Make yourself familiar with the function ``train_test_split`` from the module ``sklearn.model_selection``. Use this function to split the data set into training and test set.

In [None]:
from sklearn.model_selection import train_test_split

In [None]:
X_train, X_test, t_train, t_test = train_test_split(data.data, data.target)

In [None]:
X_train.shape

In [None]:
X_test.shape

Define a neural network and use the training data set to train it. Note the lengths of input and output vector when defining the network structure.

In [None]:
from torch.utils.data import TensorDataset
import torch
from torch.utils.data import DataLoader

In [None]:
dataset_train = TensorDataset(torch.from_numpy(X_train), torch.from_numpy(t_train))

In [None]:
data_loader = DataLoader(dataset=dataset_train, batch_size=10, shuffle=True)

In [None]:
from torch import nn

In [None]:
loss_fn = nn.BCELoss()

In [None]:
from torch.nn import functional as F

class MLP(nn.Module):
    def __init__( self ):
        super( MLP, self ).__init__()
        self.fc1 = nn.Linear( 30, 50 )
        self.fc2 = nn.Linear( 50, 20 )
        self.fc3 = nn.Linear( 20, 5 )
        self.fc4 = nn.Linear( 5, 1 )
        
    def forward( self, x ):
        x = F.relu( self.fc1( x ) )
        x = F.relu( self.fc2( x ) )
        x = F.relu( self.fc3( x ) )
        x = torch.sigmoid( self.fc4( x ) )
        return x

In [None]:
model = MLP()

In [None]:
import torch.optim as optim
optimizer = optim.Adam(model.parameters(), lr=0.001)

In [None]:
import matplotlib.pyplot as plt
from IPython import display
%matplotlib inline

loss_history = []
loss_ep = []
plt.figure(figsize = (12,8));

In [None]:
num_epochs = 30

In [None]:
for epoch in range(num_epochs):
    for batch in data_loader :
        optimizer.zero_grad()
        input, target = batch
        output = model(input.float())
        loss = loss_fn(output, torch.unsqueeze(target.float(), 1))
        loss.backward()
        optimizer.step()
        loss_ep.append(loss.item())
    
    ## Zu Visualisierungszwecken:
    loss_history.append(mean(loss_ep))
    plt.plot(loss_history)
    display.clear_output(wait=True)
    display.display(plt.gcf())
    display.display(print("Epoch {:2}, loss: {}".format(epoch, loss_history[-1])))
    loss_ep = []

Use ``scikit-learn`` to create a *classification report*, based on which you can evaluate your model.

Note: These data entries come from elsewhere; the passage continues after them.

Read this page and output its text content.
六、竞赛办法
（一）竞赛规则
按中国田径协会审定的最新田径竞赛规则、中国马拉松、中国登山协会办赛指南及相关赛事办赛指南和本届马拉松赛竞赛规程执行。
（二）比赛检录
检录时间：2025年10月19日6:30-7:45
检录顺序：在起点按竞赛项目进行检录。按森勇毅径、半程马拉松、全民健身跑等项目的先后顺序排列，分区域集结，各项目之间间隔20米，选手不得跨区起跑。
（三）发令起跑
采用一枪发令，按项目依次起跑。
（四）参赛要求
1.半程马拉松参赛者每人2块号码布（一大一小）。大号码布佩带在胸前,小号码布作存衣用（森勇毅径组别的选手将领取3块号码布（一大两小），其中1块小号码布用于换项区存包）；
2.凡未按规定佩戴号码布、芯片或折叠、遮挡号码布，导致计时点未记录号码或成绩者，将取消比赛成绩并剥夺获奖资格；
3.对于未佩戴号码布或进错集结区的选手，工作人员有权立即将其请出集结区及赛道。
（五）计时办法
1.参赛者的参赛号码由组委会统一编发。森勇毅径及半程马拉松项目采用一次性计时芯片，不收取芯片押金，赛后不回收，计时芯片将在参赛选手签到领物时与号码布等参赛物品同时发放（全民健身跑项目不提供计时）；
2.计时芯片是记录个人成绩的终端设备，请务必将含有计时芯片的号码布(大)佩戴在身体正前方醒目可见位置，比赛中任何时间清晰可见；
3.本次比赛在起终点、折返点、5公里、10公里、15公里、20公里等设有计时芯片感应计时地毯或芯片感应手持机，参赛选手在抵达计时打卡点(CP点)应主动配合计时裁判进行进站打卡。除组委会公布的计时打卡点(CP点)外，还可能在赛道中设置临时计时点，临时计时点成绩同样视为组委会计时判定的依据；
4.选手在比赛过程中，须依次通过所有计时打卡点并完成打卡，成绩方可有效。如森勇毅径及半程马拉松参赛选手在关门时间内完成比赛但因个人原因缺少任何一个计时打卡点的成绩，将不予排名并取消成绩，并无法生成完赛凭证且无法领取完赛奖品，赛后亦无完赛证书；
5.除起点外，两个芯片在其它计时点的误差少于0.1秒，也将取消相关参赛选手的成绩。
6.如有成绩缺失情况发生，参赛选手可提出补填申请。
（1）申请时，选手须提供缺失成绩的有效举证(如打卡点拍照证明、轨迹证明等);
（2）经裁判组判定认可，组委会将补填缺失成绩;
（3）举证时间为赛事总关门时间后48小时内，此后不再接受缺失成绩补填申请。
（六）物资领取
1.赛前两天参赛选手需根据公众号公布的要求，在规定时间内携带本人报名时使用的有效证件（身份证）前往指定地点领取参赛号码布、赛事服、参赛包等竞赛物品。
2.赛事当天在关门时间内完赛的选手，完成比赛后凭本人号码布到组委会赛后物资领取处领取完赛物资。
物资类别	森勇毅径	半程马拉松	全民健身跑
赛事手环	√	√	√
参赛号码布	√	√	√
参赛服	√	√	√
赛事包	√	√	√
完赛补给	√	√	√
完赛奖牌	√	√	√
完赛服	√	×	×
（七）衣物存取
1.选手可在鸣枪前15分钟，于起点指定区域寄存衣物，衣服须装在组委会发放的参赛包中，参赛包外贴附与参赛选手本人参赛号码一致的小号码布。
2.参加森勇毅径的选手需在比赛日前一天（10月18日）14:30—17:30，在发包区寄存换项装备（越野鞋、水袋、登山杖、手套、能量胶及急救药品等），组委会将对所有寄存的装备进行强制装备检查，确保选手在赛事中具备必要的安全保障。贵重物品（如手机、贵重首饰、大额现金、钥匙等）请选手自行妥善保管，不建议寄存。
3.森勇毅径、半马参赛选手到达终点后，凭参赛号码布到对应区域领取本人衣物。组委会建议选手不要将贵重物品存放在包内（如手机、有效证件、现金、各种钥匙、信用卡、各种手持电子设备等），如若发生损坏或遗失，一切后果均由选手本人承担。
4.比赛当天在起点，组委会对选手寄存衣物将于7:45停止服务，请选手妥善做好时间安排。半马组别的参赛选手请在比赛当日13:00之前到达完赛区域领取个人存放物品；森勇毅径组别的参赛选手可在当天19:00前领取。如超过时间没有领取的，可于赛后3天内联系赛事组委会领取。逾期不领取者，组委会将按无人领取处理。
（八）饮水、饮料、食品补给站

To do this, first compute the ouput vector using your neural network for the input vectors of the test data set.

**Note:** ``torch.from_numpy`` creates a tensor from a *NumPy* array, which is the data structure of the test data sets. Also, you need to convert the input vector into a ``FloatTensor``.

For *classification report* you need to convert the floating point numbers from the output vector (resulting from the ``sigmoid`` activation function) to integer values.

In [None]:
y_test = model(torch.from_numpy(X_test).float())

In [None]:
import sklearn.metrics as metrics

In [None]:
print(metrics.classification_report(t_test, torch.round(y_test).int()))

In [None]:
print(metrics.confusion_matrix(t_test, torch.round(y_test).int()))